Thursday, June 27, 2013

U.S. Supreme Court: Retaliation Causation

University of Tex. Southwestern Med. Ctr. v. Nassar (opinion here) is the Supreme Court opinion setting forth the "causation" standards that apply to retaliation cases under Title VII of the Civil Rights Act of 1964.

Nassar was a doctor and professor at Univ. of Texas. He also worked at the University's medical center.  He  complained of harassment and discrimination by Dr. Levine. He tried to work only at the hospital to avoid Dr. Levine's harassment at the University. But the University blocked his effort, claiming that University policy required attending doctors also to be professors at the medical school.

So, Nassar sued for retaliation, claiming discrimination / constructive discharge, and retaliation in that the University blocked his hiring at the hospital.  After Nassar won a verdict, the Supreme Court accepted review to determine whether the retaliation claim was decided under the correct "causation" framework.

The Court decided that in Title VII cases, the causation standard is "but for," which means that the employer would not have taken negative action against the employee "but for" the employee's engaging in protected activity. Put another way, the harm would not have occurred if the employee had not complained.

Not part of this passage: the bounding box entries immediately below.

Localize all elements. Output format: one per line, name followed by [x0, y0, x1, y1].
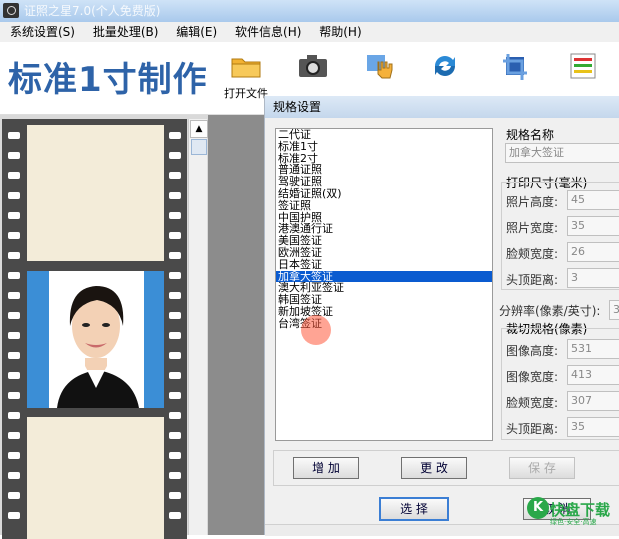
spec-settings-dialog: 规格设置 二代证 标准1寸 标准2寸 普通证照 驾驶证照 结婚证照(双) 签证照… [264, 96, 619, 536]
spec-name-label: 规格名称 [506, 128, 555, 142]
watermark-subtext: 绿色·安全·高速 [550, 518, 597, 526]
menu-edit[interactable]: 编辑(E) [176, 25, 217, 39]
photo-width-label: 照片宽度: [506, 221, 559, 235]
face-width-field[interactable]: 26 [567, 242, 619, 262]
spec-list[interactable]: 二代证 标准1寸 标准2寸 普通证照 驾驶证照 结婚证照(双) 签证照 中国护照… [275, 128, 493, 441]
photo-width-field[interactable]: 35 [567, 216, 619, 236]
color-icon [570, 53, 596, 79]
list-item[interactable]: 标准1寸 [276, 140, 492, 153]
list-item[interactable]: 欧洲签证 [276, 247, 492, 259]
crop-face-width-field[interactable]: 307 [567, 391, 619, 411]
scroll-thumb[interactable] [191, 139, 207, 155]
face-width-label: 脸颊宽度: [506, 247, 559, 261]
watermark-logo-icon: K [527, 497, 549, 519]
resolution-label: 分辨率(像素/英寸): [499, 304, 601, 318]
add-button[interactable]: 增 加 [293, 457, 359, 479]
window-title: 证照之星7.0(个人免费版) [24, 4, 161, 18]
portrait-photo [49, 271, 144, 408]
list-item[interactable]: 日本签证 [276, 258, 492, 271]
film-strip [2, 119, 187, 539]
folder-icon [231, 58, 261, 78]
camera-icon [299, 55, 327, 77]
head-top-field[interactable]: 3 [567, 268, 619, 288]
dialog-title: 规格设置 [273, 100, 322, 114]
image-height-field[interactable]: 531 [567, 339, 619, 359]
menu-bar: 系统设置(S) 批量处理(B) 编辑(E) 软件信息(H) 帮助(H) [0, 22, 619, 42]
film-frame-photo[interactable] [27, 271, 164, 408]
image-width-label: 图像宽度: [506, 370, 559, 384]
image-height-label: 图像高度: [506, 344, 559, 358]
preview-scrollbar[interactable]: ▲ [188, 119, 208, 535]
title-bar: 证照之星7.0(个人免费版) [0, 0, 619, 22]
menu-software-info[interactable]: 软件信息(H) [235, 25, 301, 39]
workspace-area [208, 115, 264, 535]
film-frame-empty-2[interactable] [27, 417, 164, 539]
spec-name-field[interactable]: 加拿大签证 [505, 143, 619, 163]
rotate-icon [435, 56, 455, 77]
click-highlight-cursor [301, 315, 331, 345]
list-item[interactable]: 结婚证照(双) [276, 188, 492, 200]
hand-icon [367, 55, 393, 79]
menu-batch[interactable]: 批量处理(B) [93, 25, 159, 39]
head-top-label: 头顶距离: [506, 273, 559, 287]
brand-title: 标准1寸制作 [8, 60, 208, 100]
crop-face-width-label: 脸颊宽度: [506, 396, 559, 410]
resolution-field[interactable]: 3 [609, 300, 619, 320]
scroll-up-arrow-icon[interactable]: ▲ [190, 120, 208, 138]
select-button[interactable]: 选 择 [379, 497, 449, 521]
menu-system-settings[interactable]: 系统设置(S) [10, 25, 75, 39]
save-button[interactable]: 保 存 [509, 457, 575, 479]
menu-help[interactable]: 帮助(H) [319, 25, 361, 39]
dialog-title-bar: 规格设置 [265, 96, 619, 118]
app-camera-icon [3, 3, 19, 18]
crop-head-top-label: 头顶距离: [506, 422, 559, 436]
photo-height-label: 照片高度: [506, 195, 559, 209]
image-width-field[interactable]: 413 [567, 365, 619, 385]
preview-panel [0, 115, 208, 539]
edit-button[interactable]: 更 改 [401, 457, 467, 479]
film-holes-right [169, 119, 181, 539]
photo-height-field[interactable]: 45 [567, 190, 619, 210]
film-frame-empty[interactable] [27, 125, 164, 261]
film-holes-left [8, 119, 20, 539]
download-site-watermark: K 快盘下载 绿色·安全·高速 [527, 497, 617, 531]
list-item[interactable]: 签证照 [276, 199, 492, 212]
crop-head-top-field[interactable]: 35 [567, 417, 619, 437]
crop-icon [503, 54, 527, 80]
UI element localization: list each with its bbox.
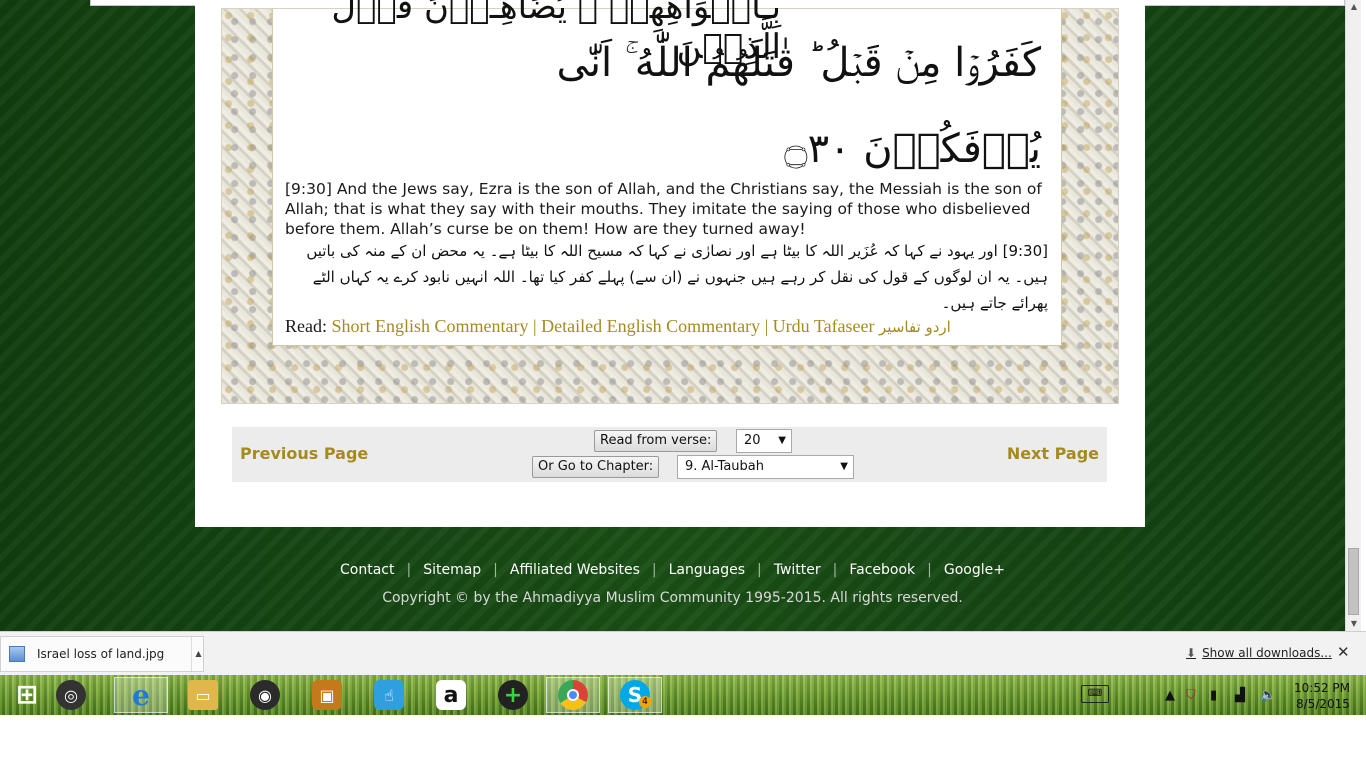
image-file-icon — [9, 646, 25, 662]
taskbar-file-explorer[interactable]: ▭ — [176, 677, 230, 713]
volume-icon[interactable]: 🔈 — [1260, 688, 1276, 703]
internet-explorer-icon: e — [132, 678, 150, 712]
windows-logo-icon: ⊞ — [16, 680, 38, 710]
footer-links: Contact | Sitemap | Affiliated Websites | Lang… — [0, 562, 1345, 578]
footer-separator: | — [651, 562, 657, 578]
footer-link-twitter[interactable]: Twitter — [762, 562, 833, 578]
window-edge — [1361, 0, 1366, 631]
taskbar-speaker-app[interactable]: ◉ — [238, 677, 292, 713]
circle-app-icon: ◎ — [56, 680, 86, 710]
taskbar-amazon[interactable]: a — [424, 677, 478, 713]
chrome-icon — [558, 680, 588, 710]
amazon-icon: a — [436, 680, 466, 710]
skype-notification-badge: 4 — [639, 696, 651, 708]
arabic-verse-line-2: يُؤۡفَكُوۡنَ ۝٣٠ — [784, 126, 1041, 172]
footer-link-contact[interactable]: Contact — [328, 562, 406, 578]
footer-link-sitemap[interactable]: Sitemap — [411, 562, 493, 578]
battery-icon[interactable]: ▮ — [1210, 688, 1217, 703]
browser-viewport: بِـاَفۡوَاهِهِمۡ ۚ يُضَاهِـُٔوۡنَ قَوۡلَ… — [0, 0, 1345, 631]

Along the way, the Supreme Court majority explained the causation standard that applies to Title VII discrimination cases.  This is known as the "motivating factor" standard:

An employee who alleges status-based discrimination under Title VII need not show that the causal link between injury and wrong is so close that the injury would not have occurred but for the act. So-called but-for causation is not the test. It suffices instead to show that the motive to discriminate was one of the employer’s motives, even if the employer also had other, lawful motives that were causative in the employer’s decision. This principle is the result of an earlier case from this Court, Price Water­house v. Hopkins, 490 U. S. 228 (1989), and an ensuing statutory amendment by Congress that codified in part and abrogated in part the holding in Price Waterhouse, see §§2000e–2(m), 2000e–5(g)(2)(B). 

Why the separate standards, you ask?  Because in Title VII, the discrimination provisions are covered by a specific statute, and that statute was amended to include the motivating reason standard.    The anti-retaliation section is in another part of Title VII.  So, what the Court really decided was that the 1991 amendment to Title VII's causation provision did not apply to the retaliation piece. 

It remains to be seen whether this decision will influence California courts' interpretation of the causation standard. Earlier this year, the California Supreme Court examined causation standards in "mixed motive" cases (discussed here). We will see what the lower courts do with Nassar in the coming months.